Anthony Bourdain's Secret For Restaurant-Quality Vegetables

Before becoming the iconic globetrotting media personality and witty author we remember him as today, Anthony Bourdain spent more than two decades sharpening his knives — and his culinary skills — in the trenches of professional kitchens. So it's safe to say that he picked up more than his fair share of cooking tricks for achieving restaurant-quality meals at home, from his fiery tip for getting a French onion soup extra crispy to his ingenious (albeit tedious) butter technique for baking better biscuits. Bourdain also, thankfully, wasn't shy about sharing them, whether in his multiple cookbooks or on his various food programs.

One of the best bits of knowledge Bourdain bestowed upon cooking civilians has to be the secret behind those tender, decadent restaurant vegetables that we could never quite nail in our own kitchens. Until now, that is. According to the chef-slash-television-host, the linchpin(s) of any good vegetable side dish are — drum roll, please — sugar and butter. Lots and lots of it.  

In the famous 1999 New Yorker piece that kick-started his media career, Bourdain wrote, "In the world of chefs...butter is in everything." He went on to posit that in a fine dining restaurant, "you could be putting away almost a stick of butter with every meal." We don't doubt it. As they say, fat equals flavor, and Bourdain certainly knew how to make vegetables as flavorful as possible.

Butter and sugar take vegetables to the next level

Anthony Bourdain revealed his veg-cooking secret in a 2007 episode of "No Reservations." Whipping up a plate of Vichy carrots, a French dish consisting of gorgeously glazed carrots, he explained in slightly less-than-scientific terms that the dish calls for a "crapload" of butter and a decidedly "not shy" pour of sugar. A recipe for the dish on the Travel Channel's website spells it out more literally: 2 cups (or 4 sticks) of butter, plus 3 cups of sugar (per 5 pounds of carrots). "If you ever wondered why restaurant vegetables taste so good, now you know," he divulged.

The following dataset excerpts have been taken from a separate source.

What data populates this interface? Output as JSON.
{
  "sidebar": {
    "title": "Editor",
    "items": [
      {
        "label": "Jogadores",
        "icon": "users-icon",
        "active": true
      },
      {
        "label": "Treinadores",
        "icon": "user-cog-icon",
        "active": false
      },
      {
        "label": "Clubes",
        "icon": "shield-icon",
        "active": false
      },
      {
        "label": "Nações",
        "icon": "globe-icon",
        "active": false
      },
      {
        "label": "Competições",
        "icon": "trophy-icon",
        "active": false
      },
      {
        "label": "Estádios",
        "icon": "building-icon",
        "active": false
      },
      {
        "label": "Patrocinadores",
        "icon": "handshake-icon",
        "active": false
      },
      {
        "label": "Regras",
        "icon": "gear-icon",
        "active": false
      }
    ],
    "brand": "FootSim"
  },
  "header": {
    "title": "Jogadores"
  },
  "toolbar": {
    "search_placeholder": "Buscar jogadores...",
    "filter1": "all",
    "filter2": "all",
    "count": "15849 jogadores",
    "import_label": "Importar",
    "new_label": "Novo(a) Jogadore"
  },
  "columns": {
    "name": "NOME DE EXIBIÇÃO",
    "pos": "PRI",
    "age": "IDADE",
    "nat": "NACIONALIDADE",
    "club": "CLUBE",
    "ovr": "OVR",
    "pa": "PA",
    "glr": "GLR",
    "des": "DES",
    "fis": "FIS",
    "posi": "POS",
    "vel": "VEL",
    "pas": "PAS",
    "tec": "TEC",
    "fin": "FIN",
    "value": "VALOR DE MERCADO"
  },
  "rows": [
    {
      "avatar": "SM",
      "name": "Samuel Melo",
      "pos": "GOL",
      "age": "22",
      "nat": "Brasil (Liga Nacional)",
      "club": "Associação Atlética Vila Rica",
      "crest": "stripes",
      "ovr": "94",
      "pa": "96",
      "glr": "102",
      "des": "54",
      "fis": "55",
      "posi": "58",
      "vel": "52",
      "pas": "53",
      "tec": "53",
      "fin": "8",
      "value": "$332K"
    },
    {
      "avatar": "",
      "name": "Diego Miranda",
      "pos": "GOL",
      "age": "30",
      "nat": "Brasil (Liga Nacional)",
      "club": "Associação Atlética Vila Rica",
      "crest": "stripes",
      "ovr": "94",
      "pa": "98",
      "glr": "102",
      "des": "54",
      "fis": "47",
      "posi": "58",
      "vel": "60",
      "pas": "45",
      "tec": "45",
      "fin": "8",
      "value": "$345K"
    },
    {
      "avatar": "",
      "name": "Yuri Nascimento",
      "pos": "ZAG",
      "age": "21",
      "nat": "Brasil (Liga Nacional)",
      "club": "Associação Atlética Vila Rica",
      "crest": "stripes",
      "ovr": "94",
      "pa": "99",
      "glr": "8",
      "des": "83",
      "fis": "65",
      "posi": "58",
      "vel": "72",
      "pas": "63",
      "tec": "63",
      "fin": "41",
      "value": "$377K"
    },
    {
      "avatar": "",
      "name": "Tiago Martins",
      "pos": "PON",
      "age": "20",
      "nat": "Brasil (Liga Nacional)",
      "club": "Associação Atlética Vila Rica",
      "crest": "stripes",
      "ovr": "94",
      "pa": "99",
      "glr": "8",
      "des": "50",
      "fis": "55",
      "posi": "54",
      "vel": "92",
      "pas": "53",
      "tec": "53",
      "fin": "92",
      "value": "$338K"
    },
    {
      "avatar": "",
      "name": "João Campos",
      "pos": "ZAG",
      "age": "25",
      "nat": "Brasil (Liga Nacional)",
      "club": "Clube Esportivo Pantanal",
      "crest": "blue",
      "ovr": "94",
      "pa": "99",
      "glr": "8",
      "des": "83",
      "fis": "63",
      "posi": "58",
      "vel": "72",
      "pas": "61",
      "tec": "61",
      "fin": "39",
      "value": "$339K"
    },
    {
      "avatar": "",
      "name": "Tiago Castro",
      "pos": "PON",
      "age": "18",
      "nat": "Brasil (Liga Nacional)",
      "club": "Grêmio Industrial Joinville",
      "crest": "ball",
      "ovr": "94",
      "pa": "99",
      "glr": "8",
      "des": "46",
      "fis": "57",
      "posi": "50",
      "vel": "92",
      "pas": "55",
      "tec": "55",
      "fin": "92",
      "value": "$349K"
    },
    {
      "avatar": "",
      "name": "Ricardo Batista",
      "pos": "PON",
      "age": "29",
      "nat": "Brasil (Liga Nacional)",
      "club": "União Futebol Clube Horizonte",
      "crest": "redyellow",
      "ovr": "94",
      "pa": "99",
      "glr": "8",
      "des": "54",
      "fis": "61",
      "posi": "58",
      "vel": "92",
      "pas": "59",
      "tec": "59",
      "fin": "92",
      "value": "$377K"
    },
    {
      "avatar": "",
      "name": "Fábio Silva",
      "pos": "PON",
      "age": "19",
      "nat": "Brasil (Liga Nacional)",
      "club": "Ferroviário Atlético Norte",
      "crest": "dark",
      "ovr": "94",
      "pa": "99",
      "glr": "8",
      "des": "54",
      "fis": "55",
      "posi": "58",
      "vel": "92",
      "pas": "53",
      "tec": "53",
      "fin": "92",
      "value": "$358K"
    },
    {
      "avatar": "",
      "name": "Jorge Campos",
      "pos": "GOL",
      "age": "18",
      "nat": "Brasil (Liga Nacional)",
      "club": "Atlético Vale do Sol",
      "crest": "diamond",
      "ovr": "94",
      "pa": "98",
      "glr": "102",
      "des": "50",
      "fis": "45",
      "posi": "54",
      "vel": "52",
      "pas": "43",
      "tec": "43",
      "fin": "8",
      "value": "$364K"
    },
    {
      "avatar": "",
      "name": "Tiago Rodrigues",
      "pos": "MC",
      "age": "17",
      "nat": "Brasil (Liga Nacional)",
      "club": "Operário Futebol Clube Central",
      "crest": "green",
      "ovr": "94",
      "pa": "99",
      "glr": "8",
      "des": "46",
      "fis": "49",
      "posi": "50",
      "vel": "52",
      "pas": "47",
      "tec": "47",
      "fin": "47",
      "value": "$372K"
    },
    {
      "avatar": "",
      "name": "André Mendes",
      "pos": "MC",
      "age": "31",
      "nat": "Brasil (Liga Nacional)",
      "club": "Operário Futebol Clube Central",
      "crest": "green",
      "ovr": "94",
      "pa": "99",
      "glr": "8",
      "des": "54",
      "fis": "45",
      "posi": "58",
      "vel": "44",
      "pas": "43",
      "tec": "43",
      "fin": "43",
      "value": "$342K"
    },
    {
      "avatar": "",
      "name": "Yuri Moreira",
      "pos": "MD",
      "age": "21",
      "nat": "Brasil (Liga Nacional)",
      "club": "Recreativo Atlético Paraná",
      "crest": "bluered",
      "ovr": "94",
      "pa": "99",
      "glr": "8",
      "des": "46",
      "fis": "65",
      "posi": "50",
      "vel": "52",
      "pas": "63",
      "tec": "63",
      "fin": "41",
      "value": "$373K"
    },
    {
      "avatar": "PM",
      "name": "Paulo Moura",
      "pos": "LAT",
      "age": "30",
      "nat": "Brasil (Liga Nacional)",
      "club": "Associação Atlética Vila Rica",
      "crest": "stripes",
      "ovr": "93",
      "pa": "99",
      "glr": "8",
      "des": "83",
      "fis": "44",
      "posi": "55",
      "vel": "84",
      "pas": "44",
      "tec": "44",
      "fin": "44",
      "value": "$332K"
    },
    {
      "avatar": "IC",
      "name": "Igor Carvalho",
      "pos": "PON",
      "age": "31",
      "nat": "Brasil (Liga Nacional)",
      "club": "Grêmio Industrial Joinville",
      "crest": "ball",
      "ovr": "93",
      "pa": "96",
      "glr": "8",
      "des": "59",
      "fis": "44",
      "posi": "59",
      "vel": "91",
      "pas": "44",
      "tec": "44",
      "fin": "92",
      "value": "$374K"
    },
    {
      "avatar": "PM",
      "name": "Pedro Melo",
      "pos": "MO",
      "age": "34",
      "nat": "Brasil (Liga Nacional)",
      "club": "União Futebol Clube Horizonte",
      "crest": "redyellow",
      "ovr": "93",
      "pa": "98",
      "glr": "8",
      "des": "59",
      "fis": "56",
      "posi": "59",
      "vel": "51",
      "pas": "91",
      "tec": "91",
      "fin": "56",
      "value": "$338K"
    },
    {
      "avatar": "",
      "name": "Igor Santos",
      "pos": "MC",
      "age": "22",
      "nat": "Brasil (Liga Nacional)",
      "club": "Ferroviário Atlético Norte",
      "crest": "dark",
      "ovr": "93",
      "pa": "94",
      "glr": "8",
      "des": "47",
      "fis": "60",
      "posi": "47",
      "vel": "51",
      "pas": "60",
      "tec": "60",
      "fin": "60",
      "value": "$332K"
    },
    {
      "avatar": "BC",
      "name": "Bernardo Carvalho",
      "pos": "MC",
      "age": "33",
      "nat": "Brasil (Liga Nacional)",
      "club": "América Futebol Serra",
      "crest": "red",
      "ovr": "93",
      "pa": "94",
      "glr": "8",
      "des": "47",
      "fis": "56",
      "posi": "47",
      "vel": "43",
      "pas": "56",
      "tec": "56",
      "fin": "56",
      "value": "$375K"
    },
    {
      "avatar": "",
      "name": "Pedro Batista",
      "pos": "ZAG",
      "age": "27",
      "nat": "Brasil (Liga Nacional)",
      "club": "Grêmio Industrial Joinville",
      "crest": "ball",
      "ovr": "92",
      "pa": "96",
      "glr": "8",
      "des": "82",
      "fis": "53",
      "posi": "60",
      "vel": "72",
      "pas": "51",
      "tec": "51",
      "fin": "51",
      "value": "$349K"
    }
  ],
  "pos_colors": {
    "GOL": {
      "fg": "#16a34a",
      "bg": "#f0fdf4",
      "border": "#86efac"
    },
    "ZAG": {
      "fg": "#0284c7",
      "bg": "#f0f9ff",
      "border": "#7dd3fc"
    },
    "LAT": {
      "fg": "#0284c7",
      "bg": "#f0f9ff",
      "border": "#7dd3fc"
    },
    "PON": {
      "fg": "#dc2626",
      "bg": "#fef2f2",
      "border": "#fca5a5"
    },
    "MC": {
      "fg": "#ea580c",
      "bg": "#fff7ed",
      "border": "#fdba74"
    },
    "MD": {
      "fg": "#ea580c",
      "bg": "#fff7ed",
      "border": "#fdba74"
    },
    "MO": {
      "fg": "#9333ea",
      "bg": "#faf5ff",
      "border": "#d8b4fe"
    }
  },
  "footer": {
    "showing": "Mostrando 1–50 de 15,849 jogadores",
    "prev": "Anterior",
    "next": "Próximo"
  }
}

OK, so butter is a given when it comes to making anything tastier, but as for all that sugar? It also helps to enhance the flavor and mouthfeel of vegetables in more ways than one. First, the butter and sugar combine to achieve some wonderful caramelization, turning even the most bitter vegetables, like broccoli or Brussels sprouts, into a sweet-and-savory treat. It's one of the main reasons why we here at Tasting Table have previously suggested adding sugar to roasted foods.

But sugar can also help maintain vegetables' shape and integrity on a cellular level when they meet heat, preventing them from cooking into that dreaded mush. Clearly, fancy restaurants have been doing something right — and we can thank Bourdain for letting us in on it.